Há poucos dias, lembrei do Dyneas. Num final de tarde, no Patheo, em Olinda, verdadeiro desfile de homens e mulheres de todas as idades trajando bermudas e absolutamente à vontade nos seus tênis ou sandálias.

Uns alegres, conversando em voz alta. Outros caminhando em silêncio e a passos rápidos como quem tem pressa e muito a resolver. 

Um jovem casal parecia dar voltas em torno de cafés, pequenas lojas de utilidades e quiosques de camisetas e assistência técnica e acessórios para smartphones. 

Namoro novo? 

Parece que sim. Pois contei pelo menos cinco voltas, quase que em círculo, e repetidas trocas de carinho. O casal parava diante de vitrines sem nada ver. Ensaiava o retorno em sentido contrário, mas repetia o roteiro original...

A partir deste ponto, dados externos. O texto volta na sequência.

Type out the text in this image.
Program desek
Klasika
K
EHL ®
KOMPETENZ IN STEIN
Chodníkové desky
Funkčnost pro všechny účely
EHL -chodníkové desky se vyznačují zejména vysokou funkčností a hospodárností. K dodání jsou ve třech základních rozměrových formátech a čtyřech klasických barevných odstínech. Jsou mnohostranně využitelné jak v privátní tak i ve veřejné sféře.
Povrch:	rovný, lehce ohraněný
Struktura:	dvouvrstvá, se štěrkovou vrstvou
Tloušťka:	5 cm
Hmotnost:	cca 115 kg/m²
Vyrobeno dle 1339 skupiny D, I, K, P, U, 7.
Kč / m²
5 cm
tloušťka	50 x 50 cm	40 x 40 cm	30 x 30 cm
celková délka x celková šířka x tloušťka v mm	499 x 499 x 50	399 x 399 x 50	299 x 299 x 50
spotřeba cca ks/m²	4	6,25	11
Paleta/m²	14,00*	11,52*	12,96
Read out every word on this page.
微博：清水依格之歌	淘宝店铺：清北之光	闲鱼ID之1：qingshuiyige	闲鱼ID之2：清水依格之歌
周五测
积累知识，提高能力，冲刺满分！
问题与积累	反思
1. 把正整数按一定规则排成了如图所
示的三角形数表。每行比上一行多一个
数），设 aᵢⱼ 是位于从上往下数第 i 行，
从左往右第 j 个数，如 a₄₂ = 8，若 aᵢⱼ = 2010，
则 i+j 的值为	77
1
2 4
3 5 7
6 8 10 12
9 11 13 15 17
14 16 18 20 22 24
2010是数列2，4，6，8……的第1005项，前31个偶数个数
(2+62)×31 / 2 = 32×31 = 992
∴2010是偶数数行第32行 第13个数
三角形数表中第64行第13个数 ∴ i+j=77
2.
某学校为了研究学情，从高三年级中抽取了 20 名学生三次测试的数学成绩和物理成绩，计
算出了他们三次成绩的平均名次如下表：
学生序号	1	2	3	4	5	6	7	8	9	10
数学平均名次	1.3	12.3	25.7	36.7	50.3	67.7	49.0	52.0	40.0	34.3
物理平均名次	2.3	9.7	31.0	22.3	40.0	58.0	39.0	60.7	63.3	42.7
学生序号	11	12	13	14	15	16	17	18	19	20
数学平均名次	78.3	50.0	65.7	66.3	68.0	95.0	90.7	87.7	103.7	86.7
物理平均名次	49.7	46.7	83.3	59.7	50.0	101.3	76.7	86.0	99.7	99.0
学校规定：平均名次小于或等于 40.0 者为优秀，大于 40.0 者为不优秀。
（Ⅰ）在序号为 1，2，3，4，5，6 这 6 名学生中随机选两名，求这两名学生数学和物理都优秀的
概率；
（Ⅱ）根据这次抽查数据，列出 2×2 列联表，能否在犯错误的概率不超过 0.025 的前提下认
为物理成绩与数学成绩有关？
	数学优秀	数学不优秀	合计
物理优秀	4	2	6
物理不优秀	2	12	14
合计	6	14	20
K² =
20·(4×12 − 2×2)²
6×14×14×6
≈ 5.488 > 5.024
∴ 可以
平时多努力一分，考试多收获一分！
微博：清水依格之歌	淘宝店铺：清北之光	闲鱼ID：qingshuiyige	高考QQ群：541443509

Cena oposta a pouco mais de quatro metros, ao meu lado. Ele e ela, talvez por volta dos trinta anos, se sentaram de mãos entrelaçadas, porém logo após sorverem um cappuccino, silêncio perturbador. Sequer em seus smartphones mexiam. algo estranho no ar. Parecia filme de Pier Paolo Pasolini ou Ingmar Bergman.

Gosto de ambientes movimentados. Enquanto aguardo meus interlocutores, ponho-me a imaginar histórias de vida, humores e expectativas no semblante dos que por ali transitam.

Afinal, nossa luta é pela felicidade dessa gente, que – como na canção de Chico Buarque e Vinícius – “vai em frente/Sem nem ter com quem contar”.